There are two major types of variable star: ones that pulsate due to internal interactions, which are called "intrinsic" and ones that periodically dim due to external mechanisms, such as a companion stars passing in front of them and they are "extrinsic".
This page will concentrate more on the different types of intrinsic variables, of which there are three main groups.
These type of stars are constantly expanding and contracting, to various degrees of brightness and time scales. They can be either "radial", in which the star expands uniformly, thus remaining spherical, or "non-radial", where only part of the surface expands.
This group can be further subdivided as follows:
These are massive objects that can have a luminosity between 500 and 300,000 times that of our Sun. They have quite a fast fluctuation rate of anything from one to 100 days.
Within this group, there are also classical cepheids, which are young yellow supergiants whose regular fluctuations in brightness have cycles anything from a few days to a few months. Then there are also type II cepheids, which are very similar to type I, but are much less massive and have lower luminosity.

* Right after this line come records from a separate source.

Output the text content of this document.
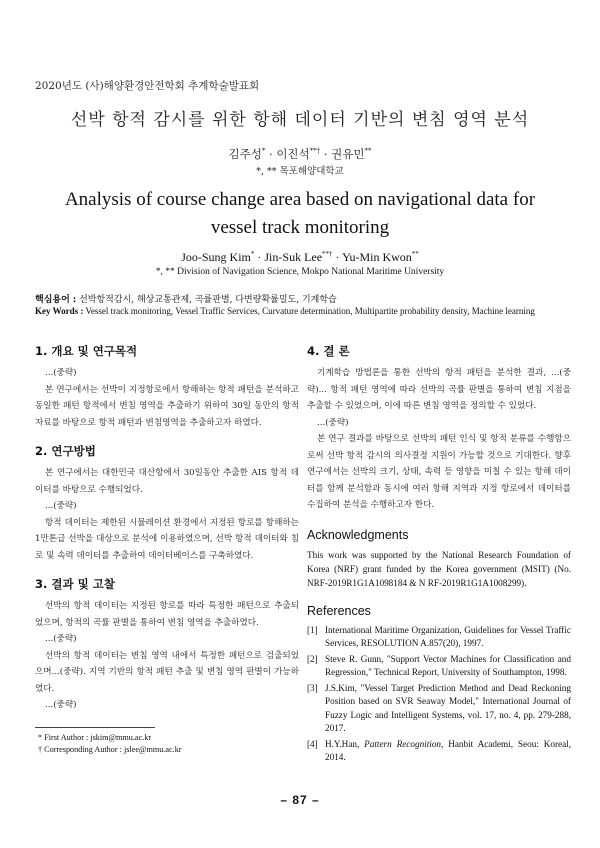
2020년도 (사)해양환경안전학회 추계학술발표회
선박 항적 감시를 위한 항해 데이터 기반의 변침 영역 분석
김주성* · 이진석**† · 권유민**
*, ** 목포해양대학교
Analysis of course change area based on navigational data for vessel track monitoring
Joo-Sung Kim* · Jin-Suk Lee**† · Yu-Min Kwon**
*, ** Division of Navigation Science, Mokpo National Maritime University
핵심용어 : 선박항적감시, 해상교통관제, 곡률판별, 다변량확률밀도, 기계학습
Key Words : Vessel track monitoring, Vessel Traffic Services, Curvature determination, Multipartite probability density, Machine learning
1. 개요 및 연구목적

...(중략)

본 연구에서는 선박이 지정항로에서 항해하는 항적 패턴을 분석하고 동일한 패턴 항적에서 변침 영역을 추출하기 위하여 30일 동안의 항적 자료를 바탕으로 항적 패턴과 변침영역을 추출하고자 하였다.

2. 연구방법

본 연구에서는 대한민국 대산항에서 30일동안 추출한 AIS 항적 데이터를 바탕으로 수행되었다.

...(중략)

항적 데이터는 제한된 시뮬레이션 환경에서 지정된 항로를 항해하는 1만톤급 선박을 대상으로 분석에 이용하였으며, 선박 항적 데이터와 침로 및 속력 데이터를 추출하여 데이터베이스를 구축하였다.

3. 결과 및 고찰

선박의 항적 데이터는 지정된 항로를 따라 특정한 패턴으로 추출되었으며, 항적의 곡률 판별을 통하여 변침 영역을 추출하였다.

...(중략)

선박의 항적 데이터는 변침 영역 내에서 특정한 패턴으로 검출되었으며...(중략). 지역 기반의 항적 패턴 추출 및 변침 영역 판별이 가능하였다.

...(중략)

4. 결 론

기계학습 방법론을 통한 선박의 항적 패턴을 분석한 결과, ...(중략)... 항적 패턴 영역에 따라 선박의 곡률 판별을 통하여 변침 지점을 추출할 수 있었으며, 이에 따른 변침 영역을 정의할 수 있었다.

...(중략)

본 연구 결과를 바탕으로 선박의 패턴 인식 및 항적 분류를 수행함으로써 선박 항적 감시의 의사결정 지원이 가능할 것으로 기대한다. 향후 연구에서는 선박의 크기, 상태, 속력 등 영향을 미칠 수 있는 항해 데이터를 함께 분석함과 동시에 여러 항해 지역과 지정 항로에서 데이터를 수집하여 분석을 수행하고자 한다.

Acknowledgments

This work was supported by the National Research Foundation of Korea (NRF) grant funded by the Korea government (MSIT) (No. NRF-2019R1G1A1098184 & N RF-2019R1G1A1008299).

References
[1] International Maritime Organization, Guidelines for Vessel Traffic Services, RESOLUTION A.857(20), 1997.
[2] Steve R. Gunn, "Support Vector Machines for Classification and Regression," Technical Report, University of Southampton, 1998.
[3] J.S.Kim, "Vessel Target Prediction Method and Dead Reckoning Position based on SVR Seaway Model," International Journal of Fuzzy Logic and Intelligent Systems, vol. 17, no. 4, pp. 279-288, 2017.
[4] H.Y.Han, Pattern Recognition, Hanbit Academi, Seou: Koreal, 2014.
* First Author : jskim@mmu.ac.kr
† Corresponding Author : jslee@mmu.ac.kr
– 87 –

These are pulsating variable stars whose fluctuations in brightness have a very short cycle - the longest being just over one day, the shortest a mere hour. They are white giants that are older and less massive than cepheids.

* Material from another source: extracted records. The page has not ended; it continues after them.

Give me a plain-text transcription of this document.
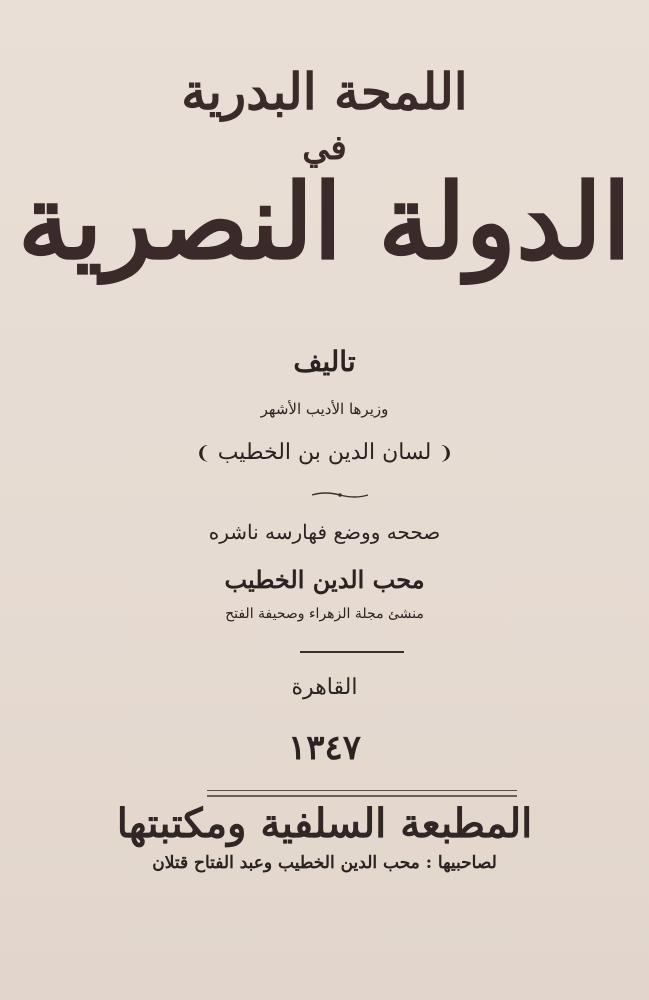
اللمحة البدرية
في
الدولة النصرية
تاليف
وزيرها الأديب الأشهر
❨ لسان الدين بن الخطيب ❩
صححه ووضع فهارسه ناشره
محب الدين الخطيب
منشئ مجلة الزهراء وصحيفة الفتح
القاهرة
١٣٤٧
المطبعة السلفية ومكتبتها
لصاحبيها : محب الدين الخطيب وعبد الفتاح قتلان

These yellow supergiants are characterized by huge changes in their brightness in cycles of anything from 30 to 150 days.
As the name suggests, these have fluctuations over long spans of time, anything up to 1,000 days. They are red giants or supergiants and this class can be further subdivided into Mira and Semiregular.

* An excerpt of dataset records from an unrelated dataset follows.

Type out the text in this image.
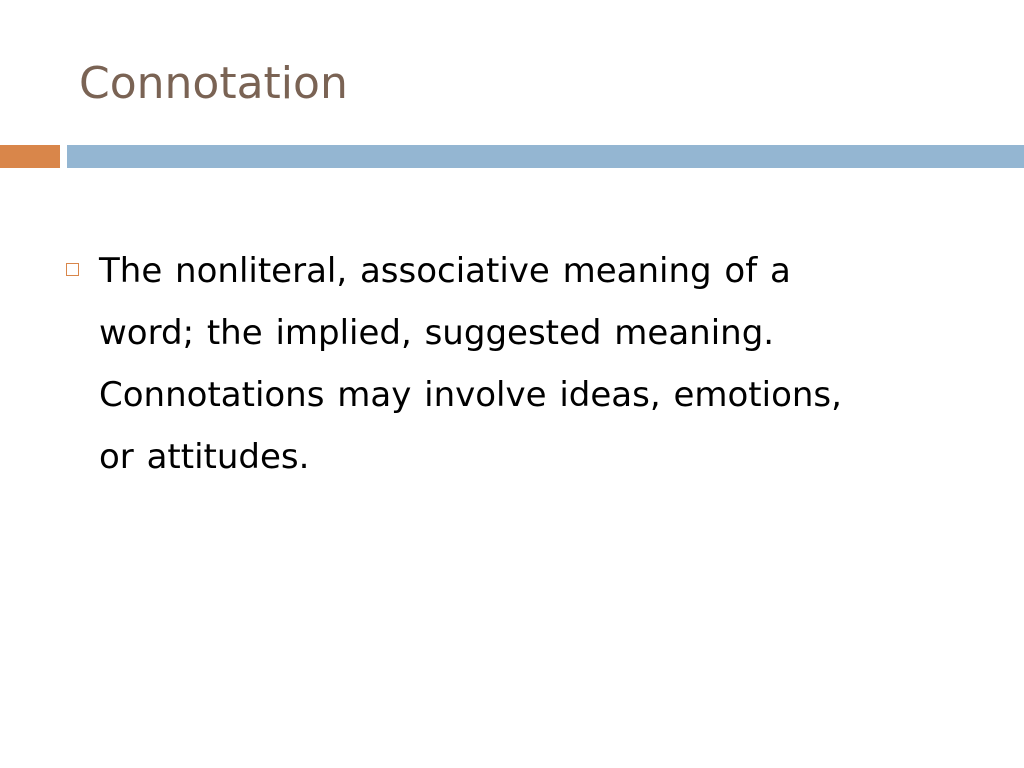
Connotation

The nonliteral, associative meaning of a
word; the implied, suggested meaning.
Connotations may involve ideas, emotions,
or attitudes.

Again, as the name suggests, these stars have no regularity in their cycle of fluctuations. Most red giants fall into this category.
Look up the word "cataclysm" in the dictionary and you'll see it refers to "a sudden and violent physical reaction" (dictionary.reference.com). It is exactly this phenomenon that these types of variables display. Some of the most violent events in the Universe fall into this category and they're quite famous.
These, as anyone with a rudimentary interest in astronomy probably knows, are extremely violent outbursts of light and energy formed when a giant star collapses in on itself at the end of its life. These occurrences can often temporarily turn the star into one of the brightest things in the heavens.
The increase in brightness is very sudden, astronomically speaking and can make the object at least 20 times more luminous.
Happening because of an interaction between two stars in a binary system, this phenomenon is a result of the dominant white dwarf drawing matter from its less massive partner. The result is to cause the dwarf's brightness to increase up to sixteenfold. This can happen over anything between one and 100 days.
The brightness will gradually reduce thereafter, back to normal within a matter of years or decades.
These are simply novae that have two or more increases of brightness during their lifetimes.
Usually consisting of a pairing of a red and white dwarf, surrounded by an accretion disc. Material from the disc is drawn into the white dwarf, causing the increase in luminosity.
Eruptive variables display violent reactions within their atmospheres, such as stellar flares. The changes in brightness are usually accompanied by strong stellar winds.
Stars within this category include LBVs (luminous blue variables) and yellow supergiants.